Tholen alweer 25 jaar geleden. Vuilniszakken, geen kliko’s. Dan is het weg de volgende morgen. Hond of kat gekomen. Al ons vuil, al onze rommel op straat. Het is wat. Zo kan het in je leven zijn. Dacht ik ben het kwijt. En dan komt het en de duivel er ook nog bij. Heere neem U het weg.

Uitgedelgd. Nevel. Je ziet er niks meer van. Gedenk niet. Waarom dacht die dat? Als God ze wel gedenkt, dan is daar straf aan verbonden. Gedenken zit ook een handeling aan vast. Gedenk de sabbatdag dat u die heiligt. Als God gedenkt dan straft Hij en kom je om.
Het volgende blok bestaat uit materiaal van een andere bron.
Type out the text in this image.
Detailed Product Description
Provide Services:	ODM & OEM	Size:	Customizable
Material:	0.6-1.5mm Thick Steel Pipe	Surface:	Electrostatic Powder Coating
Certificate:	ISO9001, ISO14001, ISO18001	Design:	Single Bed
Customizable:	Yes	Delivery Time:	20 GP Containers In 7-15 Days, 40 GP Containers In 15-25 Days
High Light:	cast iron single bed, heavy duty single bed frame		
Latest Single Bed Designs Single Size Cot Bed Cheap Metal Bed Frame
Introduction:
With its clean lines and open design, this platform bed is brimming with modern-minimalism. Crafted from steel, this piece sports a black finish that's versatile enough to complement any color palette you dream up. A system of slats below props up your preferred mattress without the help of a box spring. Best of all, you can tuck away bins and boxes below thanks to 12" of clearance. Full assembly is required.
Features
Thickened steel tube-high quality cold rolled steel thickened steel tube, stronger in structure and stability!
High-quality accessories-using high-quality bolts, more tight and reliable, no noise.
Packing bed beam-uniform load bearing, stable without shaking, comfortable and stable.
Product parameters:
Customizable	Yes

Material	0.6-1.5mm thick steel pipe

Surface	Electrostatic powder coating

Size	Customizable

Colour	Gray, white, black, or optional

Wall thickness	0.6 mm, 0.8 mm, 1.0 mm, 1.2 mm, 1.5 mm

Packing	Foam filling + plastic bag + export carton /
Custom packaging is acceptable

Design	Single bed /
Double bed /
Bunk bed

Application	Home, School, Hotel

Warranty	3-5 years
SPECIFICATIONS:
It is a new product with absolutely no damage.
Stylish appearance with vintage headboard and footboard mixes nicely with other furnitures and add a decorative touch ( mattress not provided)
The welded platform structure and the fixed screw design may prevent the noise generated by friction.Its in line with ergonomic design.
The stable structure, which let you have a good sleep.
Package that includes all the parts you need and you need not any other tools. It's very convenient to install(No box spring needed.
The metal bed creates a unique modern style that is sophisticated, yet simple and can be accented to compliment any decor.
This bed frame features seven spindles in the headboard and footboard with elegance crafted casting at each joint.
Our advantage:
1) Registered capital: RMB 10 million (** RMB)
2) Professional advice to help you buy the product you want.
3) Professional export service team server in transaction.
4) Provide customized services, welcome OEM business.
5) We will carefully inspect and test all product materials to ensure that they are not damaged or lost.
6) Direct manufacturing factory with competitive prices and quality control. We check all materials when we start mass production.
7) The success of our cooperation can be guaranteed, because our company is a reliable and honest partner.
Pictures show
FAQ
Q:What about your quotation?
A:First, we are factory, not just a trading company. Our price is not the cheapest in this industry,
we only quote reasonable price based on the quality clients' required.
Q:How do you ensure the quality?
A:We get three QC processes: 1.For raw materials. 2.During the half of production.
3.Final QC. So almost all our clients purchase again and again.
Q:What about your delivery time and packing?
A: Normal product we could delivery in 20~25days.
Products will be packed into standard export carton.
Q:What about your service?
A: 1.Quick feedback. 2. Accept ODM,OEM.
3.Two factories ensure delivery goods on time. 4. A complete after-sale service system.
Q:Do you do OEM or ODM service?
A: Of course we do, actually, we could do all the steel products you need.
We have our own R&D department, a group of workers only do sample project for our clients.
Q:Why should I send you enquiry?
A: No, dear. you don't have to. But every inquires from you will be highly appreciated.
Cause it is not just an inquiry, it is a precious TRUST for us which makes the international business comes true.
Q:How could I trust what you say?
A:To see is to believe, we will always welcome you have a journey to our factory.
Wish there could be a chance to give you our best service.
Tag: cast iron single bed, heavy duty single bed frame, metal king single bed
Is het een goede reden dat je niet gestraft wordt? Vlucht voor de toekomstige toorn. Ik zoek naar God. De reden dat ik niet naar de hel ga. Is dat een goede reden? God zegt het Zelf tegen ons. Maar als je God kent, de verborgen omgang. Zijn hart, gunst, liefde mag ervaren. De relatie die verstoord was hersteld. Neem weg, gedenk niet. Er staat zoveel. U kent misschien dat gedicht van Willem de Mérode: 

‘Hun harten voelden zij als boeken
In Gods geduchte hand gelegd,
En wisten, dat Hij al hun slecht
Gedrag gerecht zou onderzoeken.

Zij lazen bang en hunkrend mee,
En zagen wat zijn vingers wezen.
Was er niets goeds? hun schaamte en vreezen
Groeiden tot een verschroeiend wee.

God had de boeken dicht gedaan,
En zou het groote vonnis spreken.
Toen dorst hun stem de stilte breken:

O Heere Jezus, neem ons aan!
En ’t bonzend hart, dat ze in zich vonden,
Was vlekkeloos en zonder zonden.’

Dan ben ik bij mijn volgende punt.

4. Waar hij op pleit

Pleitgrond. Verschillende onderwerpen. Want die is groot. Waarom zou God het wegdoen? Wat kan ik voor reden aanvoeren bij mijzelf. Want die is groot. Het is zo verschrikkelijk erg. Die bedelaar zit daar op straat, doet zich niet mooier voor. De ontleent als het ware zijn recht aan zijn staat. Al kun je daar natuurlijk geen recht aan ontlenen.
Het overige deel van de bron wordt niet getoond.